Not even with No. 2 Iowa and its 23 national championships coming to Lincoln for a 7 p.m dual with the No. 7 Huskers at NU Coliseum.
Yes, the Hawkeyes were a dynasty under coach Dan Gable — 15 national crowns from 1978 to '97, including nine in a row — and are one now under head coach Tom Brands, who's won three in his five years at Iowa.
"But our 141-pounder (fearless, aggressive freshman Jake Sueflohn) isn't wrestling Tom Brands," Manning said this week. "He's not wrestling Dan Gable. He's not wrestling the tradition. He's just wrestling the guy out in front of him. They don't have to do anything different than they've been doing before."
It served the 10-0 Huskers well when they weren't ranked to start the year, Manning said, and in an 18-16 upset of Ohio State last Friday.
The crowd at the Coliseum is likely to be different, though. Manning expects Iowa — which packed 15,400 into Carver-Hawkeye Arena for a dual with Oklahoma State last week — to bring its share of fans from the western part of the state.
Sioux City. Council Bluffs. Glenwood. Sheldon, the hometown of Tom and Terry Brands, the twins who coach the Hawkeyes and won a combined five individual national titles as wrestlers in the early 1990s.
Associate head coach Terry Brands coached briefly on Manning's staff at NU. The families still trade Christmas cards.
"I really like them," Manning said. "They make (NU football coach) Bo Pelini look mellow. But I love their fiery attitude."
It's not a show, Tom Brands said in a phone interview.
"It's who we are," he said. "It's how we were raised. This isn't something you get a participation ribbon for."
He's that dialed in to every match.

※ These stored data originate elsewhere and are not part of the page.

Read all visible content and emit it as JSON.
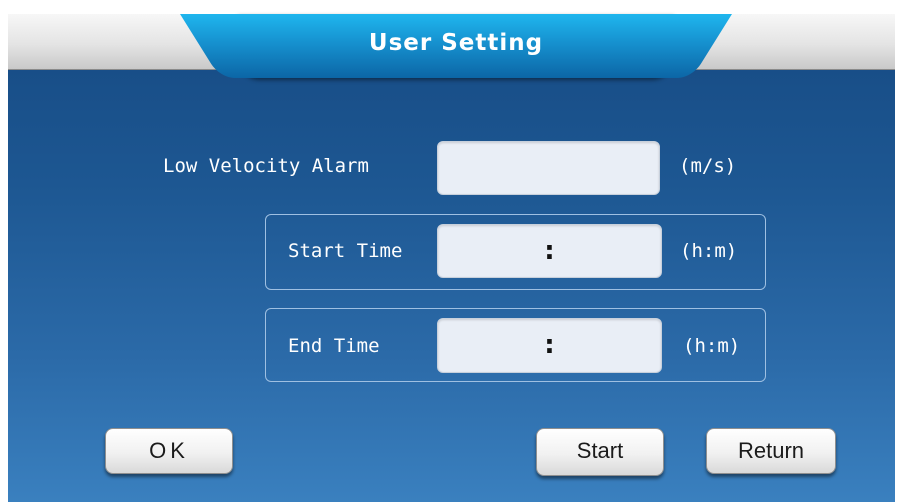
{
  "header": {
    "title": "User Setting"
  },
  "low_velocity_alarm": {
    "label": "Low Velocity Alarm",
    "value": "",
    "unit": "(m/s)"
  },
  "start_time": {
    "label": "Start Time",
    "value": ":",
    "unit": "(h:m)"
  },
  "end_time": {
    "label": "End Time",
    "value": ":",
    "unit": "(h:m)"
  },
  "buttons": {
    "ok": "OK",
    "start": "Start",
    "return": "Return"
  },
  "colors": {
    "panel_top": "#164a83",
    "panel_bottom": "#3a80bf",
    "title_tab": "#1691cf",
    "field_bg": "#e9eef6"
  }
}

Because of its history, Iowa has a target on its back for every match.
And although wrestling success is ultimately measured by points in the NCAA championships — and the Hawkeyes do well there — Brands doesn't care. He wants the dual wins. He reached 100 of them in just his 107th dual as Iowa's head coach. Gable made it in 105.
"It doesn't wear me out," Brands said. "It's welcome. We don't want it every other year. We try to win every time out, and I probably get criticized for that. We get up for every team. We're trying to seize the moment all the time."

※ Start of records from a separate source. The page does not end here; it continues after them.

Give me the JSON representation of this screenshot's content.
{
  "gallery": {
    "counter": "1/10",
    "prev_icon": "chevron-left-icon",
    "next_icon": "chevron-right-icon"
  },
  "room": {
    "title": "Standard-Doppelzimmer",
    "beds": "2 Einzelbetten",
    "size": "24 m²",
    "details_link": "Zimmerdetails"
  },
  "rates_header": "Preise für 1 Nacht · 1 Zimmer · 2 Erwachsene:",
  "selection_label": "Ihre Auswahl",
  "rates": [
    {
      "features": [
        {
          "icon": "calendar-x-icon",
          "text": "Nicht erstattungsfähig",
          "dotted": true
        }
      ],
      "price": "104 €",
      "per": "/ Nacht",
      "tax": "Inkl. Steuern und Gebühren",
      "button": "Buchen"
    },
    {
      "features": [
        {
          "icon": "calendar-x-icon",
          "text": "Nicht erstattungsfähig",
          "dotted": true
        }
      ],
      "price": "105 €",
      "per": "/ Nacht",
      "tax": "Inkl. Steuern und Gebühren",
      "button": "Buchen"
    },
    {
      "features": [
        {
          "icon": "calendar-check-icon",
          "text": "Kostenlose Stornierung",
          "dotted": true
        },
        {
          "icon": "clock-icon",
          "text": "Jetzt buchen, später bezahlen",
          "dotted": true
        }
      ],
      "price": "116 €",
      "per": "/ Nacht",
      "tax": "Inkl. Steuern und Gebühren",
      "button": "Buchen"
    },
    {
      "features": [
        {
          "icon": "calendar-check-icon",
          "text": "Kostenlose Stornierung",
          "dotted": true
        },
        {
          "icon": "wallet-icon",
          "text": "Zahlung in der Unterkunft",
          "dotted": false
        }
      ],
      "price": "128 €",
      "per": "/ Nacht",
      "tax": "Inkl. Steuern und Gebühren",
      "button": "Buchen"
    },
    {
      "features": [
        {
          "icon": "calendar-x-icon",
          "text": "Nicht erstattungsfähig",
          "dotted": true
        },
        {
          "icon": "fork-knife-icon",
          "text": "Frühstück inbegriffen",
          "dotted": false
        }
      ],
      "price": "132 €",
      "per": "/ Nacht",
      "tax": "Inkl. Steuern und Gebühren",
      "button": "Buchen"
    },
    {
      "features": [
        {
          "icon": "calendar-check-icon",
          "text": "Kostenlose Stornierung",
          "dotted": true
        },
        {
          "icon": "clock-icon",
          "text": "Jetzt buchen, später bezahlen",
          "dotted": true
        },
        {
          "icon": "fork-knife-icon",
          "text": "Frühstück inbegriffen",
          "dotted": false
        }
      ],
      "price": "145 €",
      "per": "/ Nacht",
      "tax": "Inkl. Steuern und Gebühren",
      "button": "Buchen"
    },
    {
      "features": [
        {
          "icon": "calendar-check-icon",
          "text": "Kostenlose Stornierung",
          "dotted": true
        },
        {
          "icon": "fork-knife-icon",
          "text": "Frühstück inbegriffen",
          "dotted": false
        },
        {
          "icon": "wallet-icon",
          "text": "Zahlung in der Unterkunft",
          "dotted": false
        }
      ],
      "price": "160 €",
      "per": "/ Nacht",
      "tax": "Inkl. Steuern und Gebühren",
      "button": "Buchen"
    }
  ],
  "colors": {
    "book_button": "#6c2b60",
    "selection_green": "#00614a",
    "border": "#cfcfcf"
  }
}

Iowa had an 84-dual unbeaten streak because of it, and the Hawkeyes hoped to break the NCAA record last Saturday against Oklahoma State, which also had an 84-dual unbeaten streak in the 1960s. The Cowboys and Hawkeyes technically tied at 16 — each winning five of the 10 weight classes — but Oklahoma State won 17-16 on a tiebreaker of points scored in all 10 matches.
The streak starts over. And Oklahoma State took over the No. 1 spot in the NWCA coaches poll for one week although the Hawkeyes' second-ranked Derek St. John didn't wrestle at 157 pounds because of an injury.
"We had our chances," Brands said.
Nebraska hopes to take its shot Friday. An Iowa native, Eagle Grove's Ridge Kiley, will wrestle at 133 pounds for the Huskers. NU 184-pounder Josh Ihnen — a native of Sheldon himself — grew up on a steady dose of Hawkeye wrestling, attending the Brands' hometown camps as a kid.
"There really was no other team than Iowa wrestling," Ihnen said.
But maturity altered that perspective. The Hawkeyes still have a grip on college wrestling, but it's not quite the headlock Gable enjoyed in his heyday. The Hawkeyes went through a dry spell in the early 2000s and are not a runaway favorite to win the national title in 2012.
"It's just another team," Ihnen said. "It's just another opponent. You can't be intimidated by anybody at this level. Because you're going to face the best guys — and you have to be ready for that."
Iowa's blue-collar style, Ihnen said, resembles Nebraska's. Grinders.
Said Manning: "They're going to battle to the end. And we like that. We wrestle that style. It's going to be a hard-fought match."
» NOTES: A 5 p.m. high school dual between Kearney and Madison will precede NU's match on Friday. ... The Huskers have a "Red Out" promotion for the event. ... The match will be televised on a two-hour delay by the Big Ten Network. ... Brands said he'd bring St. John on the trip to Lincoln but wasn't sure that he'd wrestle. ... Manning said matches at 141, 149, 157, 174 and 197 pounds could be swing matches in determining the dual's winner. ... Husker assistant Tony Ersland was a letterwinner at Iowa from 1994 to '97, the final years of Gable's career.